2-Kabule göre de, davacı vekili dava dilekçesinde maddi ve manevi tazminatın dava tarihinden itibaren işleyecek yasal faiz ile birlikle tahsilini talep etmiş olmasına karşılık, mahkemece maddi ve manevi tazminat taleplerinin kabulüne karar verilmesine rağmen davacı yararına yasal faize hükmedilmemesi doğru olmamış ve kararın bu nedenle de davacı yararına bozulmasını gerektirmiştir.

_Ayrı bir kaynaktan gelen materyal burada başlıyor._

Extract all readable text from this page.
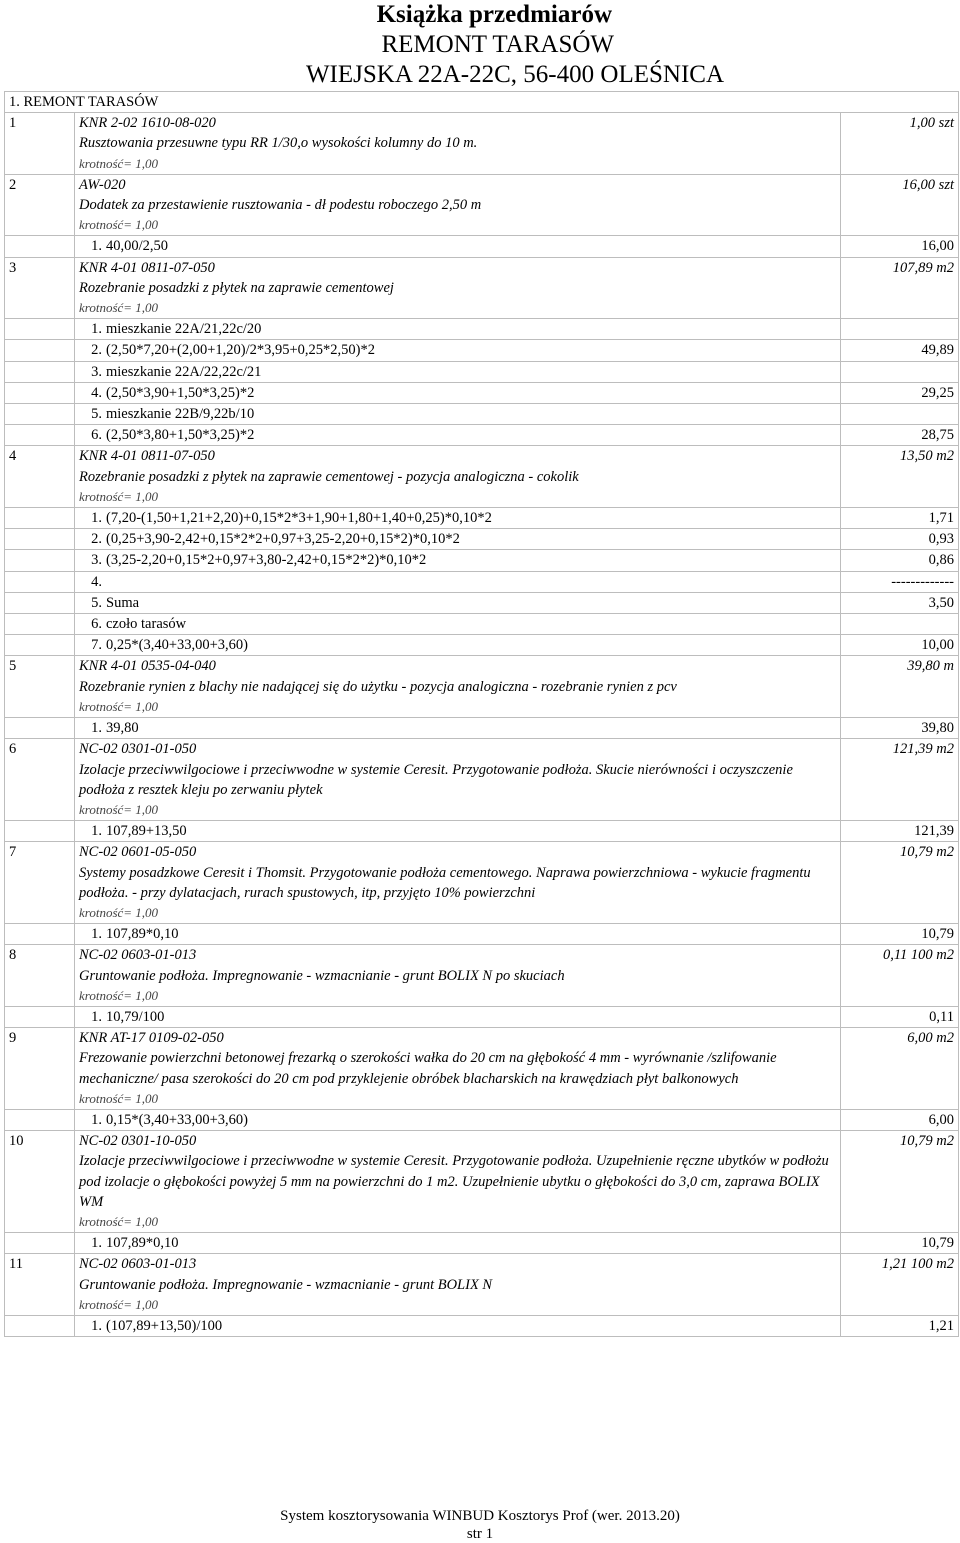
Książka przedmiarów
REMONT TARASÓW
WIEJSKA 22A-22C, 56-400 OLEŚNICA
1. REMONT TARASÓW		
1	KNR 2-02 1610-08-020
Rusztowania przesuwne typu RR 1/30,o wysokości kolumny do 10 m.
krotność= 1,00	1,00 szt
2	AW-020
Dodatek za przestawienie rusztowania - dł podestu roboczego 2,50 m
krotność= 1,00	16,00 szt

	1. 40,00/2,50	16,00
3	KNR 4-01 0811-07-050
Rozebranie posadzki z płytek na zaprawie cementowej
krotność= 1,00	107,89 m2

	1. mieszkanie 22A/21,22c/20	

	2. (2,50*7,20+(2,00+1,20)/2*3,95+0,25*2,50)*2	49,89

	3. mieszkanie 22A/22,22c/21	

	4. (2,50*3,90+1,50*3,25)*2	29,25

	5. mieszkanie 22B/9,22b/10	

	6. (2,50*3,80+1,50*3,25)*2	28,75
4	KNR 4-01 0811-07-050
Rozebranie posadzki z płytek na zaprawie cementowej - pozycja analogiczna - cokolik
krotność= 1,00	13,50 m2

	1. (7,20-(1,50+1,21+2,20)+0,15*2*3+1,90+1,80+1,40+0,25)*0,10*2	1,71

	2. (0,25+3,90-2,42+0,15*2*2+0,97+3,25-2,20+0,15*2)*0,10*2	0,93

	3. (3,25-2,20+0,15*2+0,97+3,80-2,42+0,15*2*2)*0,10*2	0,86

	4.	-------------

	5. Suma	3,50

	6. czoło tarasów	

	7. 0,25*(3,40+33,00+3,60)	10,00
5	KNR 4-01 0535-04-040
Rozebranie rynien z blachy nie nadającej się do użytku - pozycja analogiczna - rozebranie rynien z pcv
krotność= 1,00	39,80 m

	1. 39,80	39,80
6	NC-02 0301-01-050
Izolacje przeciwwilgociowe i przeciwwodne w systemie Ceresit. Przygotowanie podłoża. Skucie nierówności i oczyszczenie podłoża z resztek kleju po zerwaniu płytek
krotność= 1,00	121,39 m2

	1. 107,89+13,50	121,39
7	NC-02 0601-05-050
Systemy posadzkowe Ceresit i Thomsit. Przygotowanie podłoża cementowego. Naprawa powierzchniowa - wykucie fragmentu podłoża. - przy dylatacjach, rurach spustowych, itp, przyjęto 10% powierzchni
krotność= 1,00	10,79 m2

	1. 107,89*0,10	10,79
8	NC-02 0603-01-013
Gruntowanie podłoża. Impregnowanie - wzmacnianie - grunt BOLIX N po skuciach
krotność= 1,00	0,11 100 m2

	1. 10,79/100	0,11
9	KNR AT-17 0109-02-050
Frezowanie powierzchni betonowej frezarką o szerokości wałka do 20 cm na głębokość 4 mm - wyrównanie /szlifowanie mechaniczne/ pasa szerokości do 20 cm pod przyklejenie obróbek blacharskich na krawędziach płyt balkonowych
krotność= 1,00	6,00 m2

	1. 0,15*(3,40+33,00+3,60)	6,00
10	NC-02 0301-10-050
Izolacje przeciwwilgociowe i przeciwwodne w systemie Ceresit. Przygotowanie podłoża. Uzupełnienie ręczne ubytków w podłożu pod izolacje o głębokości powyżej 5 mm na powierzchni do 1 m2. Uzupełnienie ubytku o głębokości do 3,0 cm, zaprawa BOLIX WM
krotność= 1,00	10,79 m2

	1. 107,89*0,10	10,79
11	NC-02 0603-01-013
Gruntowanie podłoża. Impregnowanie - wzmacnianie - grunt BOLIX N
krotność= 1,00	1,21 100 m2

	1. (107,89+13,50)/100	1,21
System kosztorysowania WINBUD Kosztorys Prof (wer. 2013.20)
str 1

SONUÇ: Yukarıda (1) numaralı bentte açıklanan nedenlerle davalılar vekillerinin temyiz itirazlarının kabulüyle kararın davalılar yararına BOZULMASINA, (2) numaralı bentte açıklanan nedenlerle davacı vekilinin temyiz itirazının kabulüyle kararın davacı yararına BOZULMASINA, ödedikleri peşin temyiz harcının istekleri halinde temyiz edenlere iadesine, 16/09/2019 tarihinde karar verildi.